A former Finnish Coast Guard icebreaker takes passengers onto the frozen Gulf of Bothnia each winter, then lets them float in the channel it cuts through the ice in insulated dry suits.
About Sampo Icebreaker
Built in 1960 and active in Finnish Coast Guard service for decades, the Sampo was converted to tourist use after retirement. Finland's Gulf of Bothnia freezes completely in most winters, a condition that built one of the world's most capable icebreaker fleets — and one of its most unusual tourist experiences.
Overview The Sampo is a former Finnish Coast Guard icebreaker that now operates as a tourist vessel from the port of Kemi in the Gulf of Bothnia, the northernmost arm of the Baltic Sea. Each winter, the Sampo takes passengers out onto the frozen sea, breaking through the ice surface and then allowing guests to float in the open channel wearing insulated dry suits — the experience of floating on the surface of the frozen Baltic in sub-zero temperatures is the central attraction. The vessel was originally built in 1960 and served in active icebreaking duty before being converted to tourism use.
“Overview The Sampo is a former Finnish Coast Guard icebreaker that now operates as a tourist vessel from the port of Kemi in the Gulf of Bothnia, the northernmost arm of the Baltic Sea.”

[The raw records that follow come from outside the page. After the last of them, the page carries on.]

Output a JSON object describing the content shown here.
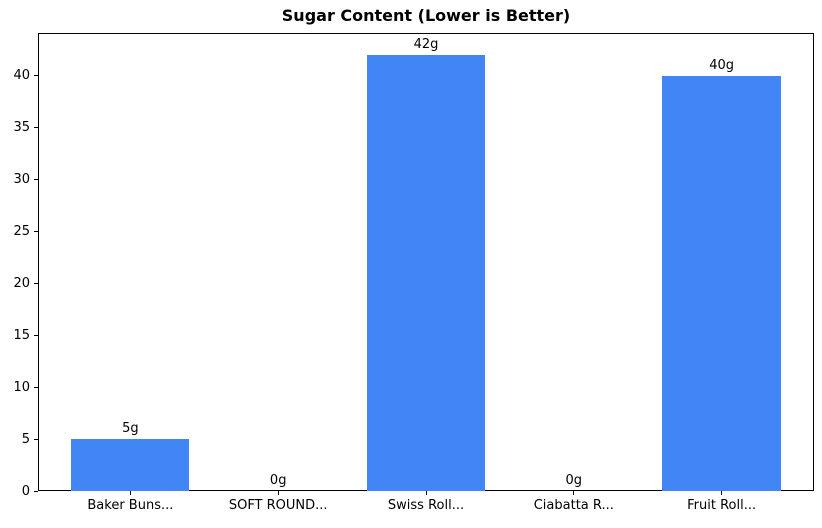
{
  "chart_data": {
    "type": "bar",
    "title": "Sugar Content (Lower is Better)",
    "categories": [
      "Baker Buns...",
      "SOFT ROUND...",
      "Swiss Roll...",
      "Ciabatta R...",
      "Fruit Roll..."
    ],
    "values": [
      5,
      0,
      42,
      0,
      40
    ],
    "bar_labels": [
      "5g",
      "0g",
      "42g",
      "0g",
      "40g"
    ],
    "xlabel": "",
    "ylabel": "",
    "ylim": [
      0,
      44.1
    ],
    "yticks": [
      0,
      5,
      10,
      15,
      20,
      25,
      30,
      35,
      40
    ],
    "grid": false,
    "legend_position": "none",
    "bar_color": "#4285f4",
    "axis_color": "#000000",
    "text_color": "#000000",
    "background_color": "#ffffff"
  }
}
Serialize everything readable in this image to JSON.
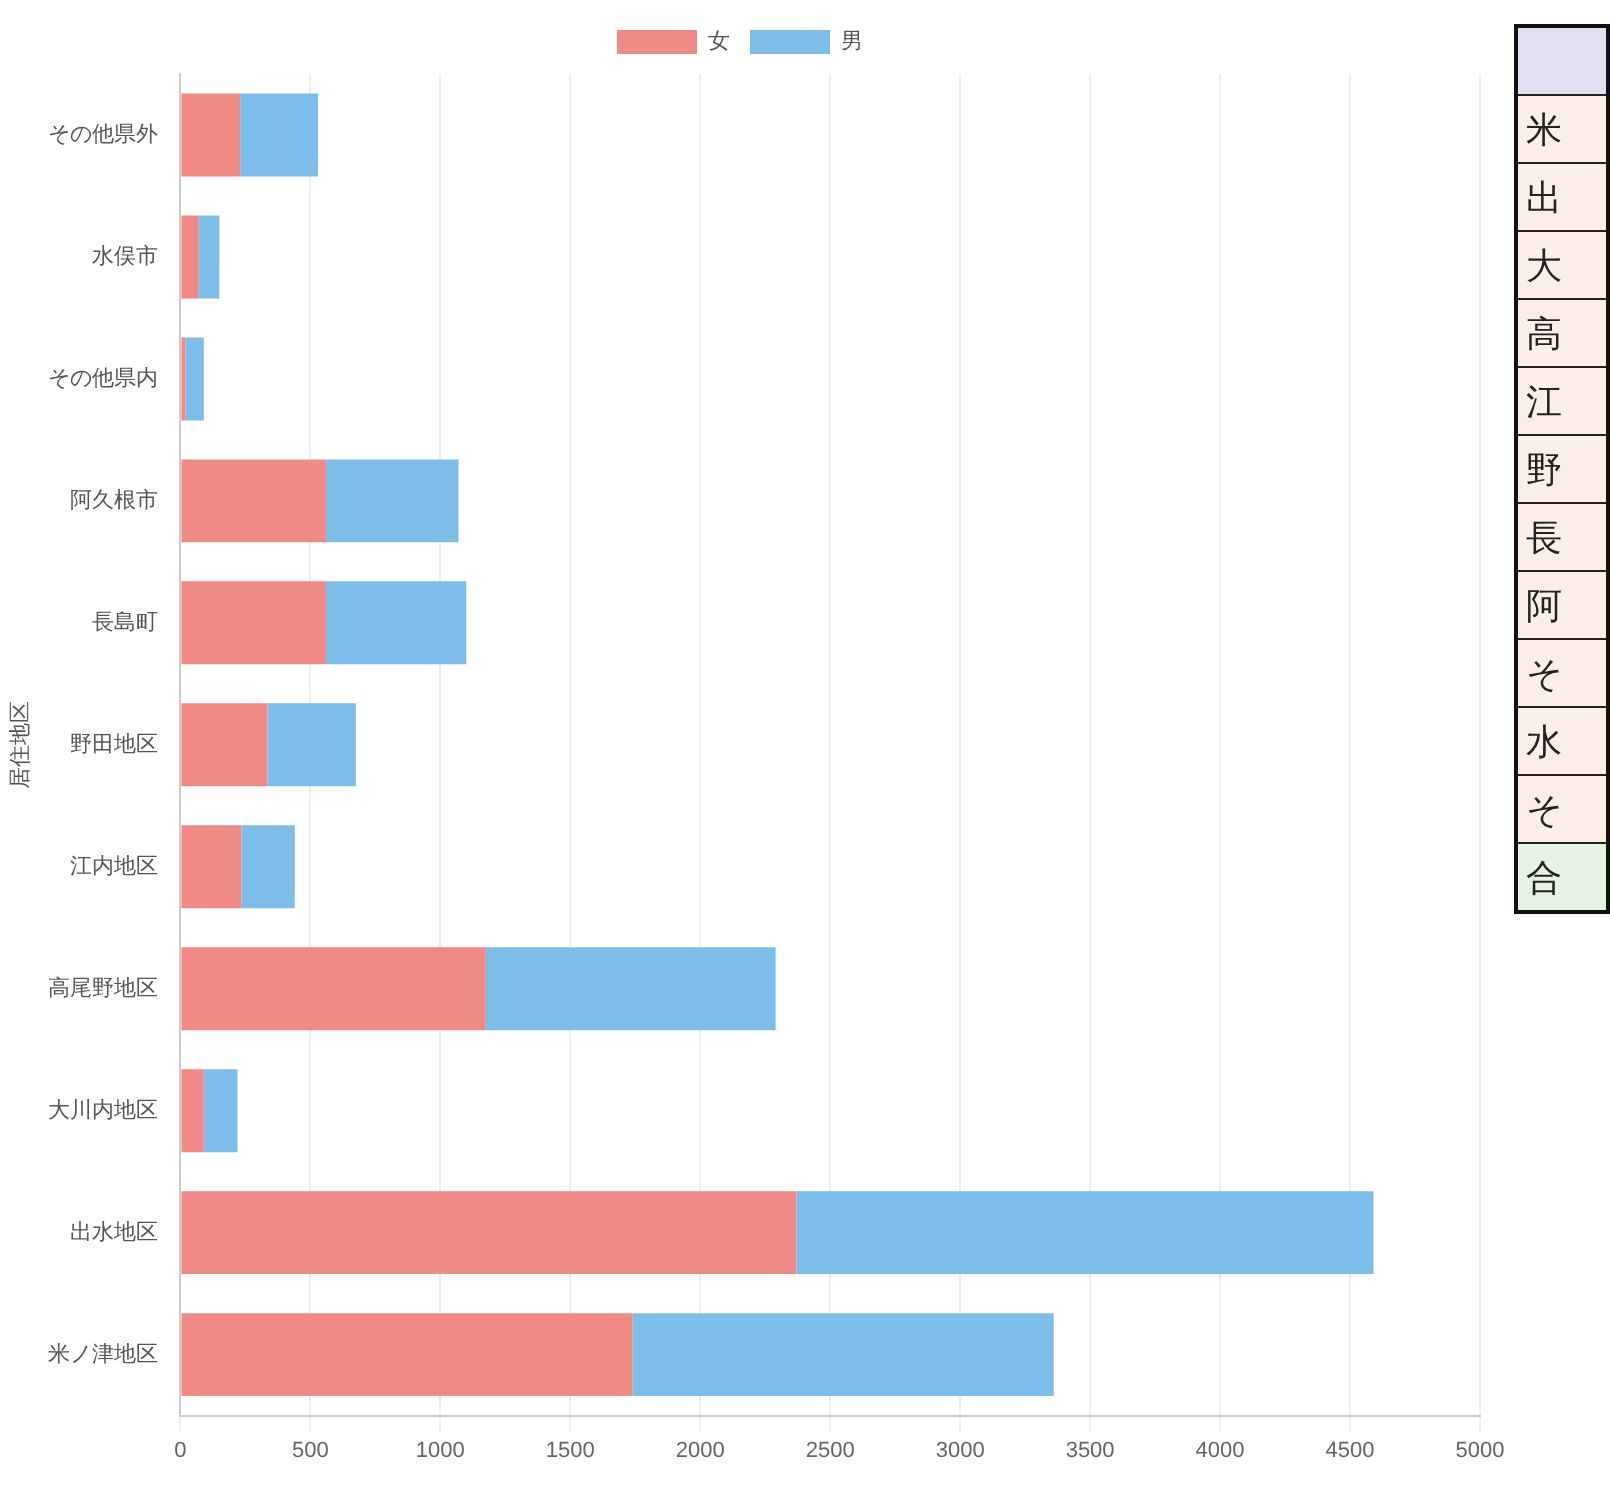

The Story Behind It Finland has one of the world's most sophisticated icebreaker fleets, a necessity imposed by the Gulf of Bothnia freezing completely in most winters — a condition that would otherwise sever maritime connections to Finland's northern ports for months. The Sampo served as a working icebreaker for decades before retirement from active duty. The conversion to tourist use reflected both the vessel's heritage value and the opportunity it represented for Finland's arctic tourism sector. The dry suit floating experience — introduced as part of the tourist program — became the defining attraction, offering visitors direct physical contact with the frozen sea in a format that is entirely safe.
The Experience
Sail on the Sampo as it breaks through Baltic sea ice, don an insulated dry suit and float in the open channel between ice sheets, observe the Gulf of Bothnia's frozen landscape from the deck, and warm up in the vessel's onboard restaurant with the standard Finnish post-cold meal of fish soup.
Why It Matters
The most direct tourist experience of Finland's Arctic maritime heritage — the physical reality of the frozen Baltic encountered aboard a working icebreaker.
Why Visit
Floating on the surface of a frozen sea in a dry suit, surrounded by broken ice sheets and open water in sub-zero air, is an experience with almost no equivalent available to non-specialists. The Sampo makes it accessible without requiring any technical skill.
Insider Tips
- 1
Book well in advance — the Sampo operates on a limited winter schedule and capacity is capped.
- 2
The dry suit is provided and fitted before departure; no special equipment or experience is required.
- 3
The sea ice channel is extremely cold — the dry suit keeps you warm in the water, but the deck experience requires serious layering beneath the outer gear.
- 4
Kemi's SnowCastle, rebuilt annually from Baltic ice, pairs naturally with the Sampo trip for a full arctic winter day.